Effectivement, nous avons tous à y gagner. A la fin de leur année à l’École de guerre, nos officiers suivent des voies d’approfondissement en finance, logistique, relations internationales, management, ressources humaines, par exemple. En 2014, l’ANDRH sera impliquée pour la première fois dans cet enseignement. L’objectif de ce rapprochement est de « frotter » nos officiers aux réalités du monde civil et d’accroître leur capacité à s’adapter à un environnement qui leur est, a priori, étranger. Ces échanges s’avèreront, j’en suis persuadé, aussi riches pour l’École de guerre que pour les entreprises qui se sont proposées pour cette expérimentation.


[1La note concernant l’ANDRH fait partie intégrante de l’article paru sur le site du journal Les Échos.

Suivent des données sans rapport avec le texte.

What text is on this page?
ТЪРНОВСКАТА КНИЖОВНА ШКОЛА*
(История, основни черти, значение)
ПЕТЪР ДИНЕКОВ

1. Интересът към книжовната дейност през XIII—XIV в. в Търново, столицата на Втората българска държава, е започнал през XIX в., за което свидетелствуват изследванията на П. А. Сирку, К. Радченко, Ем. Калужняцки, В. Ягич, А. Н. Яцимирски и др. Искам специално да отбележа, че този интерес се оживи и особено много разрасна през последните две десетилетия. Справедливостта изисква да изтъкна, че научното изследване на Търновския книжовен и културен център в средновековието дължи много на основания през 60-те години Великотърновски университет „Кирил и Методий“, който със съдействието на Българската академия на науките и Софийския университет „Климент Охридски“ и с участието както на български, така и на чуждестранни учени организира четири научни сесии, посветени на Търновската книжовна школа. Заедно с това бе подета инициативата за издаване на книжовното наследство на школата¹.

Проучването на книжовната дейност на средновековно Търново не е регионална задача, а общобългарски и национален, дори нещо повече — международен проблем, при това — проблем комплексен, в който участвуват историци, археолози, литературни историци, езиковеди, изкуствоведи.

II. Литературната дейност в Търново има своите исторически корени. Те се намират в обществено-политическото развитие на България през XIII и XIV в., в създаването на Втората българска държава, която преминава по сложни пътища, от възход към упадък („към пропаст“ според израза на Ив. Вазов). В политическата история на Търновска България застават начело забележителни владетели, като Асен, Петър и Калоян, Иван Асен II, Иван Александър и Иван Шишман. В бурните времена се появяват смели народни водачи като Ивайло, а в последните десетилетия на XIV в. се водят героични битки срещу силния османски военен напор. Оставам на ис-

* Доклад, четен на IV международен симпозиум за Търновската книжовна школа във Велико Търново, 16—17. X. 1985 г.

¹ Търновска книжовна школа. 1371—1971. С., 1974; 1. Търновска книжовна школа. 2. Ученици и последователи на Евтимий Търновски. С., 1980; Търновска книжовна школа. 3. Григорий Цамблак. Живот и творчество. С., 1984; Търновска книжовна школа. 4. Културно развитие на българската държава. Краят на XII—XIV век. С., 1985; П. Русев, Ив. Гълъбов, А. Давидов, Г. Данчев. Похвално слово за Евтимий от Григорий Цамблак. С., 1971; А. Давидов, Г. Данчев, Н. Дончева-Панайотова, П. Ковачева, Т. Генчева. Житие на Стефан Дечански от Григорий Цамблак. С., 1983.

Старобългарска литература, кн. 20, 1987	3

[2L’ANDRH (Association Nationale des Directeurs de Ressources Humaines) a créé, à la demande de l’École de guerre, un module d’approfondissement sur la gestion de projets et de crises. Cette formation a débuté par une approche interactive du leadership. La deuxième étape s’est déroulée à Calais sur le site d’Eurotunnel à la rencontre d’une entreprise confrontée à la problématique de gestion de crise. Enfin, à l’issue d’échanges avec les dirigeants, deux sujets stratégiques ont été soumis aux 22 officiers stagiaires impliqués dans ce module, pour qu’ils restituent leurs réflexions et propositions, en se basant sur les acquis de la formation. Cette pédagogie innovante implique une relation « gagnant gagnant » essentielle pour le développement des talents.